Lo que me urge contaros fue mi encuentro con ella, ya ni me acuerdo ni de su ropa sobre ropa porque nunca pierdo la intención de desnudarla, pero sí me queda el último contacto, no sé si al devolverme el cambio porque pienso que no había cambio. Nos dimos ambos el mismo pago: la mano sobre el mostrador, los dedos traviesamente entrecruzados, ambos pusimos codicia y buenos modales, media cuarta de mano en la otra media, hubo como una especie de fervor en la caricia mientras nos mirábamos.

Enamórate más de mí, le dije, porque yo ya cumplí la parte propia, pongo cada vez al verte toda la parsimonia, me he aprendido tu cintura suave y tu pecho vibrante. Te toca a ti convertir cada roce en un ineludible proyecto de quererme, ofréceme tu pelo recogido como una invitación en la nuca incitando tus labios abiertos y tus ojos cerrados.

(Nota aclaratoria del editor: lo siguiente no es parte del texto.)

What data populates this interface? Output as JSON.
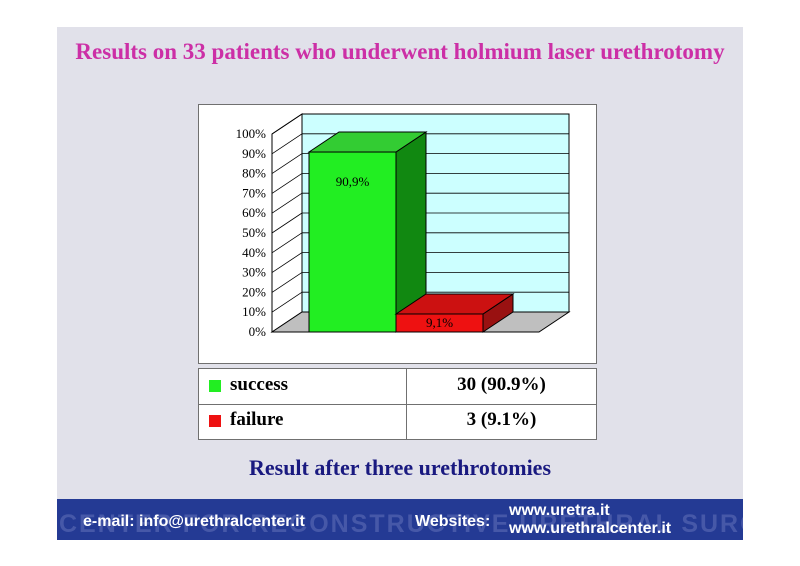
{
  "slide": {
    "title": "Results on 33 patients who underwent holmium laser urethrotomy",
    "subtitle": "Result after three urethrotomies"
  },
  "chart_data": {
    "type": "bar",
    "categories": [
      "success",
      "failure"
    ],
    "values": [
      90.9,
      9.1
    ],
    "data_labels": [
      "90,9%",
      "9,1%"
    ],
    "colors": [
      "#22ee22",
      "#ee1111"
    ],
    "ylim": [
      0,
      100
    ],
    "yticks": [
      "0%",
      "10%",
      "20%",
      "30%",
      "40%",
      "50%",
      "60%",
      "70%",
      "80%",
      "90%",
      "100%"
    ],
    "grid": true,
    "style": "3d"
  },
  "legend_table": {
    "rows": [
      {
        "label": "success",
        "value": "30 (90.9%)",
        "color": "#22ee22"
      },
      {
        "label": "failure",
        "value": "3 (9.1%)",
        "color": "#ee1111"
      }
    ]
  },
  "footer": {
    "email": "e-mail: info@urethralcenter.it",
    "websites_label": "Websites:",
    "website1": "www.uretra.it",
    "website2": "www.urethralcenter.it",
    "watermark": "CENTER FOR RECONSTRUCTIVE URETHRAL SURGERY"
  }
}
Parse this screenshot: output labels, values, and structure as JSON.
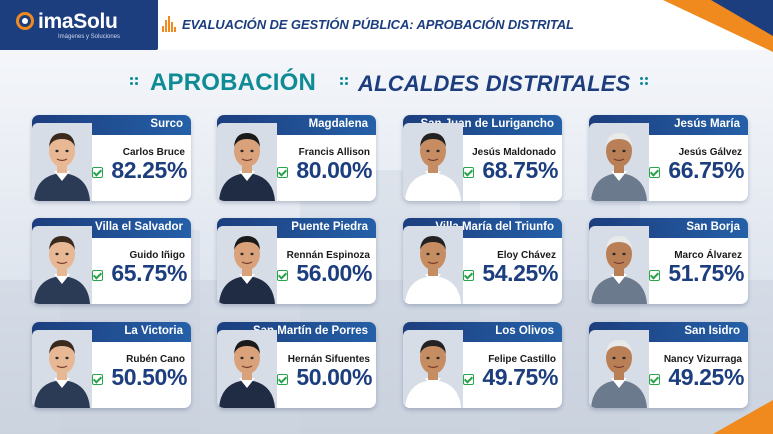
{
  "brand": {
    "name": "imaSolu",
    "tagline": "Imágenes y Soluciones"
  },
  "header": {
    "title": "EVALUACIÓN DE GESTIÓN PÚBLICA: APROBACIÓN DISTRITAL"
  },
  "headline": {
    "part1": "APROBACIÓN",
    "part2": "ALCALDES DISTRITALES"
  },
  "colors": {
    "navy": "#1c3e7e",
    "teal": "#0f8b96",
    "orange": "#f08a1e",
    "check_green": "#2aa44a"
  },
  "cards": [
    {
      "district": "Surco",
      "mayor": "Carlos Bruce",
      "approval": "82.25%"
    },
    {
      "district": "Magdalena",
      "mayor": "Francis Allison",
      "approval": "80.00%"
    },
    {
      "district": "San Juan de Lurigancho",
      "mayor": "Jesús Maldonado",
      "approval": "68.75%"
    },
    {
      "district": "Jesús María",
      "mayor": "Jesús Gálvez",
      "approval": "66.75%"
    },
    {
      "district": "Villa el Salvador",
      "mayor": "Guido Iñigo",
      "approval": "65.75%"
    },
    {
      "district": "Puente Piedra",
      "mayor": "Rennán Espinoza",
      "approval": "56.00%"
    },
    {
      "district": "Villa María del Triunfo",
      "mayor": "Eloy Chávez",
      "approval": "54.25%"
    },
    {
      "district": "San Borja",
      "mayor": "Marco Álvarez",
      "approval": "51.75%"
    },
    {
      "district": "La Victoria",
      "mayor": "Rubén Cano",
      "approval": "50.50%"
    },
    {
      "district": "San Martín de Porres",
      "mayor": "Hernán Sifuentes",
      "approval": "50.00%"
    },
    {
      "district": "Los Olivos",
      "mayor": "Felipe Castillo",
      "approval": "49.75%"
    },
    {
      "district": "San Isidro",
      "mayor": "Nancy Vizurraga",
      "approval": "49.25%"
    }
  ]
}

De eso hablamos, descarados y tiernos, me pareció que duró mucho tiempo la mano sobre su mano, fue todo un comportamiento, exquisito, lleno de cultura y entre las palabras algún atisbo de las del sexo. Qué comedia en la tienda, sin nadie cerca, notándonos mejor, comunicándonos como una terrible coincidencia: yo comprando un libro, perturbado esta vez más por la mujer que por el libro.

Tendré además que contaros cómo terminé la mañana: ella ejerce su profesión en una clínica lujosa. Mis visitas son largas, ambos las prolongamos adrede. Existe la comunicación de treinta años entre medio, eso crea un perfil que hace del hombre para la mujer como una aparición recién llegada, plena de historia, súbita, profunda, milagrosa. Treinta años no son nada para ella si sabes ponerle tu piel cerca, tus mejores maneras educadas y tiernas hasta hacerla vulnerable, cargada de talento y de desidia.

Terminamos cada vez, cada encuentro con unos besos de despedida junto a la puerta. Ayer no podía ser, había gente fuera y me dijo, nos besamos aquí, a lo que yo le contesté equivocando la intención, elige tú el sitio, yo prefiero en la boca.

La abracé de tal manera que tuvo que preguntarme, ¿te quedan fuerzas para hacerlo de nuevo? Claro que sí, le respondí, esta vez será más fácil. Juntamos el abrazo y el beso, casi sin utilizar las manos, sin pizca de oposición. La abracé y la besé con esos besos adherentes en que uno espera que precisamente se adhiera la ternura. Le enseñé cómo se deben abrazar y besar los desconocidos: que la boca del hombre parezca tener siempre pendiente algo que llevarse a su boca, el cielo del paladar de ella, los pezones claros, transparentes, con urgencia, como una garantía de placer no pactado.

Le dejé mi confianza, mi amistad, la saliva todavía joven y permanente de mis labios, la manera de terminar un beso para que vuelva a repetirse; la profundidad de mi boca, hasta imaginarme siempre hablándole, como una vida en caída libre que ella supo detener preguntándome ¿dónde nos besamos de nuevo?, aturdida de ganas, sin saber bien el sitio y la boca entre abierta.

Ya he cumplido mi pacto: las razones son esas, del beso, tener que preguntar el sitio y la boca mejor dispuesta. Y lo que sea el abrazo,-antes o luego, porque a la vez tiene demasiado fuego- que nada se oponga, que lo sostenga la lujuria y el deseo.